Johnathan Loudis is an Assistant Professor of Finance at the University of Notre Dame. He received his PhD in financial economics from the University of Chicago through a joint degree program between the Booth School of Business and the Kenneth C. Griffin Department of Economics. His research interests lie broadly in empirical asset pricing, asset pricing theory, and macro-finance. Johnathan also holds masters degrees in economics and materials science. He has previously worked at GE Global Research, SustainX (an alternative energy startup), and Oliver Wyman Financial Services.

Highlighted Research:
“Expectations in the Cross Section: Stock Price Reactions to the Information and Bias in Analyst Expected Returns”. Working Paper 2019.
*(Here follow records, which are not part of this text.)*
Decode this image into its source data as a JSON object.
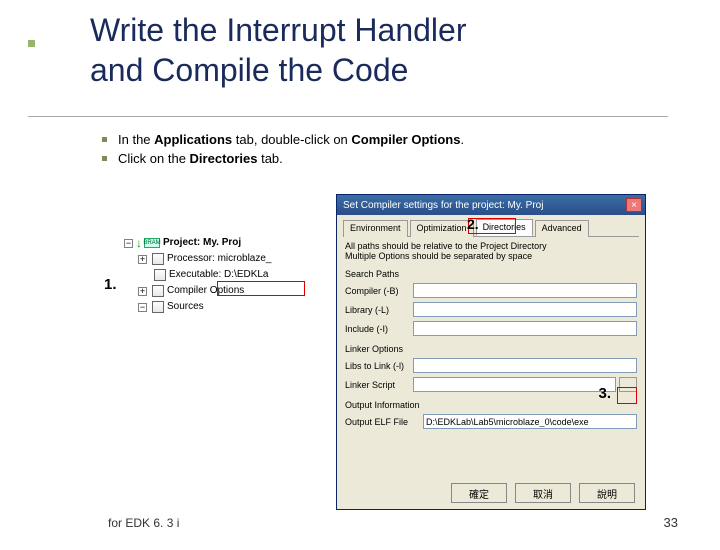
{
  "slide": {
    "title_line1": "Write the Interrupt Handler",
    "title_line2": "and Compile the Code",
    "bullet1_pre": "In the ",
    "bullet1_b1": "Applications",
    "bullet1_mid": " tab, double-click on ",
    "bullet1_b2": "Compiler Options",
    "bullet1_post": ".",
    "bullet2_pre": "Click on the ",
    "bullet2_b1": "Directories",
    "bullet2_post": " tab.",
    "footer_left": "for EDK 6. 3 i",
    "page_num": "33"
  },
  "callouts": {
    "c1": "1.",
    "c2": "2.",
    "c3": "3."
  },
  "tree": {
    "bram": "BRAM",
    "proj_label": "Project: ",
    "proj_name": "My. Proj",
    "proc": "Processor: microblaze_",
    "exe": "Executable: D:\\EDKLa",
    "compopts": "Compiler Options",
    "sources": "Sources",
    "plus": "+",
    "minus": "−"
  },
  "dialog": {
    "title": "Set Compiler settings for the project: My. Proj",
    "tabs": {
      "env": "Environment",
      "opt": "Optimization",
      "dir": "Directories",
      "adv": "Advanced"
    },
    "info1": "All paths should be relative to the Project Directory",
    "info2": "Multiple Options should be separated by space",
    "search_paths": "Search Paths",
    "compiler": "Compiler (-B)",
    "library": "Library (-L)",
    "include": "Include (-I)",
    "linker_opts": "Linker Options",
    "libs_link": "Libs to Link (-l)",
    "linker_script": "Linker Script",
    "output_info": "Output Information",
    "output_elf": "Output ELF File",
    "output_elf_val": "D:\\EDKLab\\Lab5\\microblaze_0\\code\\exe",
    "browse": "...",
    "ok": "確定",
    "cancel": "取消",
    "help": "說明",
    "close": "×"
  }
}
https://papers.ssrn.com/sol3/papers.cfm?abstract_id=3342507

Abstract:
This paper provides evidence that the market does not efficiently incorporate expected returns implied by analyst price targets into prices. I use a novel decomposition to extract information and bias components from these analyst-expected returns and develop an asset pricing framework that helps interpret price reactions to each component. A one-standard-deviation increase in the information (bias) component is associated with a five (one) percentage point increase in announcement-month returns. The positive reaction to bias implies the market does not fully debias analyst-expected returns before incorporating them into prices. Prices overreact to bias and reverse their initial reaction within three to six months. Prices underreact to information and returns drift an additional one percentage point beyond their initial reaction in the following 12 months. Announcement-window returns forecast future returns, which provides model-free evidence of underreaction, and that underreaction dominates overreaction. Trading against underreaction generates average monthly returns of 1.12% with a Sharpe ratio of 1.08, and the returns survive controlling for exposure to many standard factors.